The hard version of that objection is not hypothetical. Chen et al. (2025) find that radiologists under-relied on a stronger prostate-MRI AI system, while Rosbach et al. (2026) show the opposite pressure in computational pathology: automation bias and anchoring can pull experts toward incorrect machine advice. Ibrahim et al. (2025) are right to frame overreliance as something systems must measure and mitigate. The reliance problem cuts both ways.

They do not absorb confidence debt because they usually begin too late. Appropriate reliance asks how a person should weight AI advice at the moment of decision. Confidence debt asks what evidence reached that person, what reliability claim licensed the deployment, and what correction capacity the workflow preserved before the person saw the answer. A radiologist, engineer, or reviewer can be perfectly calibrated against the interface they receive and still be trapped inside evidence that was over-compressed before it reached them.

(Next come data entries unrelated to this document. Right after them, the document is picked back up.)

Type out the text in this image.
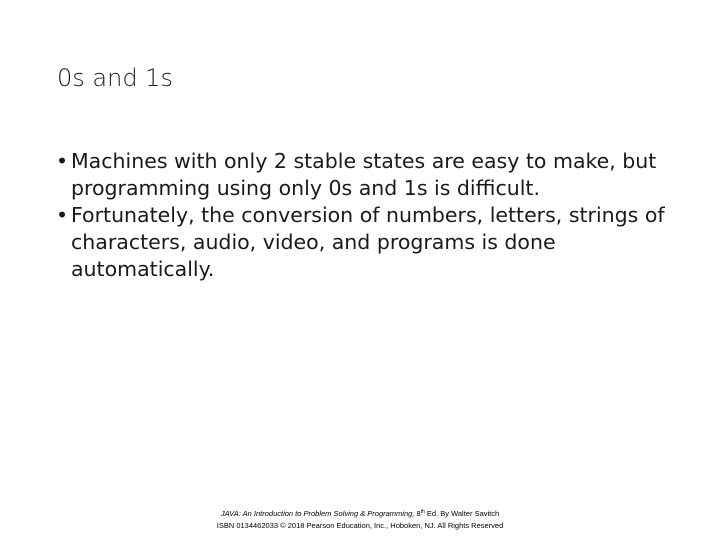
0s and 1s
• Machines with only 2 stable states are easy to make, but programming using only 0s and 1s is difficult.
• Fortunately, the conversion of numbers, letters, strings of characters, audio, video, and programs is done automatically.
JAVA: An Introduction to Problem Solving & Programming, 8th Ed. By Walter Savitch
ISBN 0134462033 © 2018 Pearson Education, Inc., Hoboken, NJ. All Rights Reserved
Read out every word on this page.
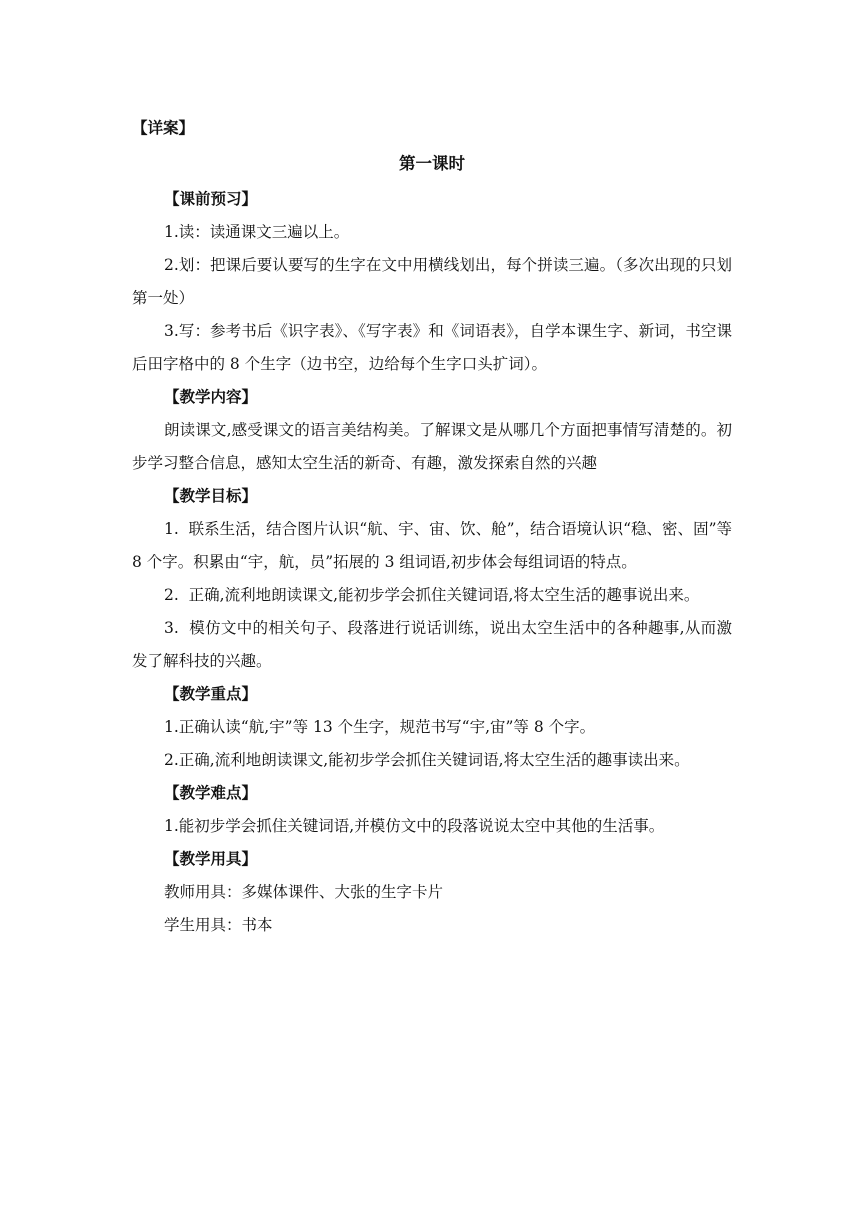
【详案】

第一课时

【课前预习】

1.读：读通课文三遍以上。

2.划：把课后要认要写的生字在文中用横线划出，每个拼读三遍。（多次出现的只划第一处）

3.写：参考书后《识字表》、《写字表》和《词语表》，自学本课生字、新词，书空课后田字格中的 8 个生字（边书空，边给每个生字口头扩词）。

【教学内容】

朗读课文,感受课文的语言美结构美。了解课文是从哪几个方面把事情写清楚的。初步学习整合信息，感知太空生活的新奇、有趣，激发探索自然的兴趣

【教学目标】

1.  联系生活，结合图片认识“航、宇、宙、饮、舱”，结合语境认识“稳、密、固”等 8 个字。积累由“宇，航，员”拓展的 3 组词语,初步体会每组词语的特点。

2.  正确,流利地朗读课文,能初步学会抓住关键词语,将太空生活的趣事说出来。

3.  模仿文中的相关句子、段落进行说话训练，说出太空生活中的各种趣事,从而激发了解科技的兴趣。

【教学重点】

1.正确认读“航,宇”等 13 个生字，规范书写“宇,宙”等 8 个字。

2.正确,流利地朗读课文,能初步学会抓住关键词语,将太空生活的趣事读出来。

【教学难点】

1.能初步学会抓住关键词语,并模仿文中的段落说说太空中其他的生活事。

【教学用具】

教师用具：多媒体课件、大张的生字卡片

学生用具：书本
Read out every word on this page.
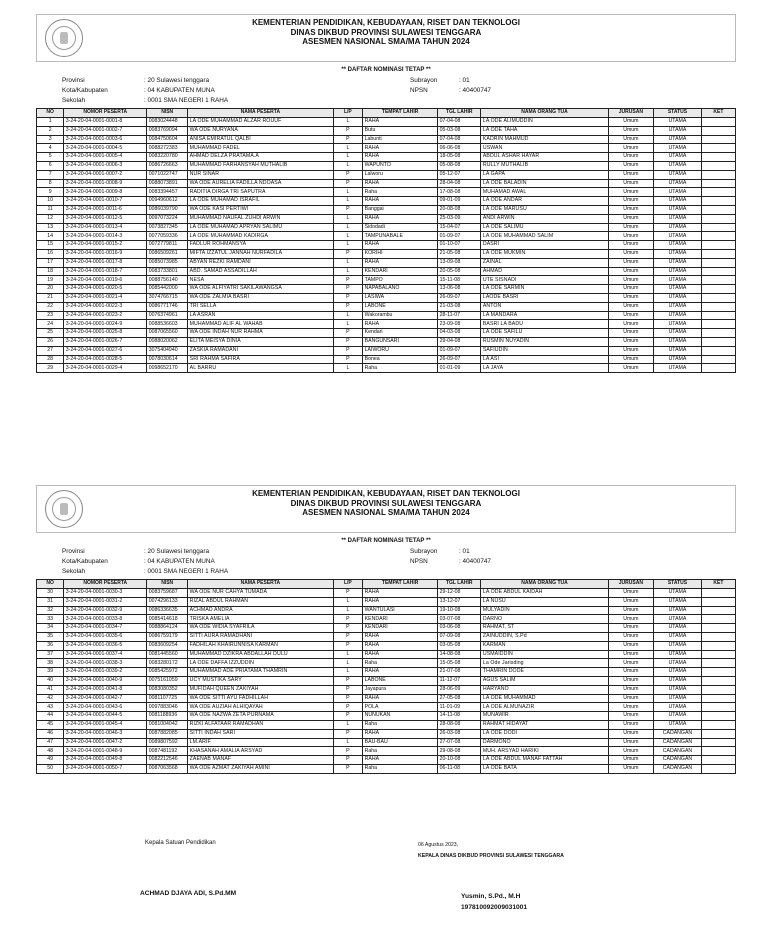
KEMENTERIAN PENDIDIKAN, KEBUDAYAAN, RISET DAN TEKNOLOGI
DINAS DIKBUD PROVINSI SULAWESI TENGGARA
ASESMEN NASIONAL SMA/MA TAHUN 2024
** DAFTAR NOMINASI TETAP **
Provinsi	: 20 Sulawesi tenggara
Kota/Kabupaten	: 04 KABUPATEN MUNA
Sekolah	: 0001 SMA NEGERI 1 RAHA
Subrayon	: 01
NPSN	: 40400747
NO	NOMOR PESERTA	NISN	NAMA PESERTA	L/P	TEMPAT LAHIR	TGL LAHIR	NAMA ORANG TUA	JURUSAN	STATUS	KET
1	3-24-20-04-0001-0001-8	0083024448	LA ODE MUHAMMAD ALZAR ROUUF	L	RAHA	07-04-08	LA ODE ALIMUDDIN	Umum	UTAMA	
2	3-24-20-04-0001-0002-7	0083769094	WA ODE NURYANA	P	Butu	05-03-08	LA ODE TAHA	Umum	UTAMA	
3	3-24-20-04-0001-0003-6	0084750604	ANISA EMIRATUL QALBI	P	Labunti	07-04-08	KADRIN MAHMUD	Umum	UTAMA	
4	3-24-20-04-0001-0004-5	0088272383	MUHAMMAD FADEL	L	RAHA	06-06-08	USWAN	Umum	UTAMA	
5	3-24-20-04-0001-0005-4	0083220780	AHMAD DELZA PRATAMA.A	L	RAHA	18-05-08	ABDUL ASHAR HAYAR	Umum	UTAMA	
6	3-24-20-04-0001-0006-3	0086726663	MUHAMMAD FARHANSYAH MUTHALIB	L	WAPUNTO	05-08-08	RULLY MUTHALIB	Umum	UTAMA	
7	3-24-20-04-0001-0007-2	0071022747	NUR SINAR	P	Lalworu	05-12-07	LA GAPA	Umum	UTAMA	
8	3-24-20-04-0001-0008-9	0088073891	WA ODE AURELIA FADILLA NDOASA	P	RAHA	28-04-08	LA ODE BALADIN	Umum	UTAMA	
9	3-24-20-04-0001-0009-8	0083394457	RADITIA DIRGA TRI SAPUTRA	L	Raha	17-08-08	MUHAMAD AWAL	Umum	UTAMA	
10	3-24-20-04-0001-0010-7	0094960612	LA ODE MUHAMAD ISRAFIL	L	RAHA	09-01-09	LA ODE ANDAR	Umum	UTAMA	
11	3-24-20-04-0001-0011-6	0086039790	WA ODE KASI PERTIWI	P	Banggai	20-08-08	LA ODE MARUSU	Umum	UTAMA	
12	3-24-20-04-0001-0012-5	0097073224	MUHAMMAD NAUFAL ZUHDI ARWIN	L	RAHA	25-03-09	ANDI ARWIN	Umum	UTAMA	
13	3-24-20-04-0001-0013-4	0073827345	LA ODE MUHAMAD APRYAN SALIMU	L	Sidodadi	15-04-07	LA ODE SALIMU	Umum	UTAMA	
14	3-24-20-04-0001-0014-3	0077059336	LA ODE MUHAMMAD KADIRGA	L	TAMPUNABALE	01-09-07	LA ODE MUHAMMAD SALIM	Umum	UTAMA	
15	3-24-20-04-0001-0015-2	0072779811	FADLUR ROHMANSYA	L	RAHA	01-10-07	DASRI	Umum	UTAMA	
16	3-24-20-04-0001-0016-9	0086509261	MIFTA IZZATUL JANNAH NURFADILA	P	KORIHI	21-05-08	LA ODE MUKMIN	Umum	UTAMA	
17	3-24-20-04-0001-0017-8	0085073985	ABYAN REZKI RAMDANI	L	RAHA	13-09-08	ZAINAL	Umum	UTAMA	
18	3-24-20-04-0001-0018-7	0083733801	ABD. SAMAD ASSADILLAH	L	KENDARI	20-05-08	AHMAD	Umum	UTAMA	
19	3-24-20-04-0001-0019-6	0088756140	NESA	P	TAMPO	15-11-08	UTE SISNADI	Umum	UTAMA	
20	3-24-20-04-0001-0020-5	0085442000	WA ODE ALFIYATRI SAKILAWANGSA	P	NAPABALANO	13-06-08	LA ODE SARMIN	Umum	UTAMA	
21	3-24-20-04-0001-0021-4	3074766715	WA ODE ZALMIA BASRI	P	LASIWA	26-09-07	LAODE BASRI	Umum	UTAMA	
22	3-24-20-04-0001-0022-3	0086771746	TRI SELLA	P	LABONE	21-03-08	ANTON	Umum	UTAMA	
23	3-24-20-04-0001-0023-2	0076374961	LA ASRAN	L	Wakorambu	28-11-07	LA MANDARA	Umum	UTAMA	
24	3-24-20-04-0001-0024-9	0088536603	MUHAMMAD ALIF AL WAHAB	L	RAHA	23-09-08	BASRI LA BADU	Umum	UTAMA	
25	3-24-20-04-0001-0025-8	0087065560	WA ODE INDAH NUR RAHMA	P	Kendari	04-03-08	LA ODE SAFILU	Umum	UTAMA	
26	3-24-20-04-0001-0026-7	0088020062	ELITA MEISYA DINIA	P	BANGUNSARI	29-04-08	RUSMIN NUYADIN	Umum	UTAMA	
27	3-24-20-04-0001-0027-6	3075404940	ZASKIA RAMADANI	P	LAIWORU	01-09-07	SAFIUDIN	Umum	UTAMA	
28	3-24-20-04-0001-0028-5	0078030614	SRI RAHMA SAFIRA	P	Bonea	26-09-07	LA ASI	Umum	UTAMA	
29	3-24-20-04-0001-0029-4	0098652170	AL BARRU	L	Raha	01-01-09	LA JAYA	Umum	UTAMA	
KEMENTERIAN PENDIDIKAN, KEBUDAYAAN, RISET DAN TEKNOLOGI
DINAS DIKBUD PROVINSI SULAWESI TENGGARA
ASESMEN NASIONAL SMA/MA TAHUN 2024
** DAFTAR NOMINASI TETAP **
Provinsi	: 20 Sulawesi tenggara
Kota/Kabupaten	: 04 KABUPATEN MUNA
Sekolah	: 0001 SMA NEGERI 1 RAHA
Subrayon	: 01
NPSN	: 40400747
NO	NOMOR PESERTA	NISN	NAMA PESERTA	L/P	TEMPAT LAHIR	TGL LAHIR	NAMA ORANG TUA	JURUSAN	STATUS	KET
30	3-24-20-04-0001-0030-3	0083759687	WA ODE NUR CAHYA TUMADA	P	RAHA	29-12-08	LA ODE ABDUL KAIDAH	Umum	UTAMA	
31	3-24-20-04-0001-0031-2	0074296133	RIZAL ABDUL RAHMAN	L	RAHA	13-12-07	LA NUSU	Umum	UTAMA	
32	3-24-20-04-0001-0032-9	0086336635	ACHMAD ANDRA	L	WANTULASI	19-10-08	MULYADIN	Umum	UTAMA	
33	3-24-20-04-0001-0033-8	0085414618	TRISKA AMELIA	P	KENDARI	03-07-08	DARNO	Umum	UTAMA	
34	3-24-20-04-0001-0034-7	0088864124	WA ODE WIDIA SYAFRILA	P	KENDARI	03-06-08	RAHMAT, ST	Umum	UTAMA	
35	3-24-20-04-0001-0035-6	0086759179	SITTI AURA RAMADHANI	P	RAHA	07-09-08	ZAINUDDIN, S.Pd	Umum	UTAMA	
36	3-24-20-04-0001-0036-5	0083609254	FADHILAH KHAIRUNNISA KARMAN	P	RAHA	03-05-08	KARMAN	Umum	UTAMA	
37	3-24-20-04-0001-0037-4	0081445560	MUHAMMAD DZIKRA ABDALLAH DULU	L	RAHA	14-08-08	USMAIDDIN	Umum	UTAMA	
38	3-24-20-04-0001-0038-3	0083280172	LA ODE DAFFA IZZUDDIN	L	Raha	15-05-08	La Ode Jarisding	Umum	UTAMA	
39	3-24-20-04-0001-0039-2	0085425972	MUHAMMAD ADE PRIATAMA THAMRIN	L	RAHA	21-07-08	THAMRIN DODE	Umum	UTAMA	
40	3-24-20-04-0001-0040-9	0075161059	UCY MUSTIKA SARY	P	LABONE	11-12-07	AGUS SALIM	Umum	UTAMA	
41	3-24-20-04-0001-0041-8	0083080352	MUFIDAH QUEEN ZAKIYAH	P	Jayapura	28-06-09	HARYANO	Umum	UTAMA	
42	3-24-20-04-0001-0042-7	0081107725	WA ODE SITTI AYU FADHILLAH	P	RAHA	27-05-08	LA ODE MUHAMMAD	Umum	UTAMA	
43	3-24-20-04-0001-0043-6	0097883046	WA ODE AUZIAH ALHIQAYAH	P	POLA	11-01-09	LA ODE ALMUNAZIR	Umum	UTAMA	
44	3-24-20-04-0001-0044-5	0081188936	WA ODE NAZWA ZETA PURNAMA	P	NUNUKAN	14-11-08	MUNAWIR	Umum	UTAMA	
45	3-24-20-04-0001-0045-4	0081004042	RIZKI ALFATAAR RAMADHAN	L	Raha	28-08-08	RAHMAT HIDAYAT	Umum	UTAMA	
46	3-24-20-04-0001-0046-3	0087882085	SITTI INDAH SARI	P	RAHA	26-03-08	LA ODE DODI	Umum	CADANGAN	
47	3-24-20-04-0001-0047-2	0089807592	LM.ARIF	L	BAU-BAU	27-07-08	DARMONO	Umum	CADANGAN	
48	3-24-20-04-0001-0048-9	0087481192	KHASANAH AMALIA ARSYAD	P	Raha	29-08-08	MUH. ARSYAD HARIKI	Umum	CADANGAN	
49	3-24-20-04-0001-0049-8	0082212546	ZAENAB MANAF	P	RAHA	20-10-08	LA ODE ABDUL MANAF FATTAH	Umum	CADANGAN	
50	3-24-20-04-0001-0050-7	0087063568	WA ODE AZMAT ZAKIYAH AMINI	P	Raha	06-11-08	LA ODE BATA	Umum	CADANGAN	
Kepala Satuan Pendidikan	06 Agustus 2023,
KEPALA DINAS DIKBUD PROVINSI SULAWESI TENGGARA
ACHMAD DJAYA ADI, S.Pd.MM	Yusmin, S.Pd., M.H
197810092009031001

This border is important because confidence debt should not become a bloated synonym for every AI trust problem. It is narrower than "AI can be wrong" and narrower than "people trust AI too much." The frame applies when trust moves downstream faster than the evidentiary, evaluative, and human controls that should constrain it. Where a workflow keeps claims auditable, releases systems only inside measured reliability envelopes, and gives reviewers real co-audit support, confidence debt is being paid down even if the model still makes mistakes.

The doctrine should also stay inside its evidence. The three-gate stack has not been validated as one complete deployment system. The evidence base supports each gate from adjacent directions, but it does not yet prove that combining them will eliminate confidence debt in the field.

There are no universal thresholds here. A hospital triage system, a code assistant, an internal research tool, and a customer-support agent need different reliability envelopes, escalation rules, and co-audit interfaces. A domain with reversible low-stakes outputs can tolerate more debt than a domain where errors become official records or irreversible actions.

Provenance displays are not enough. Better benchmarks are not enough. Human oversight is not enough. Each can become another surface where confidence appears to have been handled while the debt moves somewhere else. The test is whether the workflow preserved a concrete right of dispute: the ability to inspect the claim, challenge the score, and correct the answer before trust hardens into action.

The Doctrine

The Three Gates: An architecture for paying down borrowed trust.

The useful rule is compact enough to carry:

Confidence debt is controlled by claim auditability before trust, reliability release before deployment, and co-audit before human acceptance.

In operational form:

claim -> evidence state + contradiction state + expiry condition
score -> repeated runs + perturbations + faults + horizon behavior + traces
answer -> claim map + assumption probe + counterevidence + reviewer action

The artifact gate asks what evidence is allowed to settle a claim. No promoted claim should lack a visible evidence state, contradiction state, and expiry condition.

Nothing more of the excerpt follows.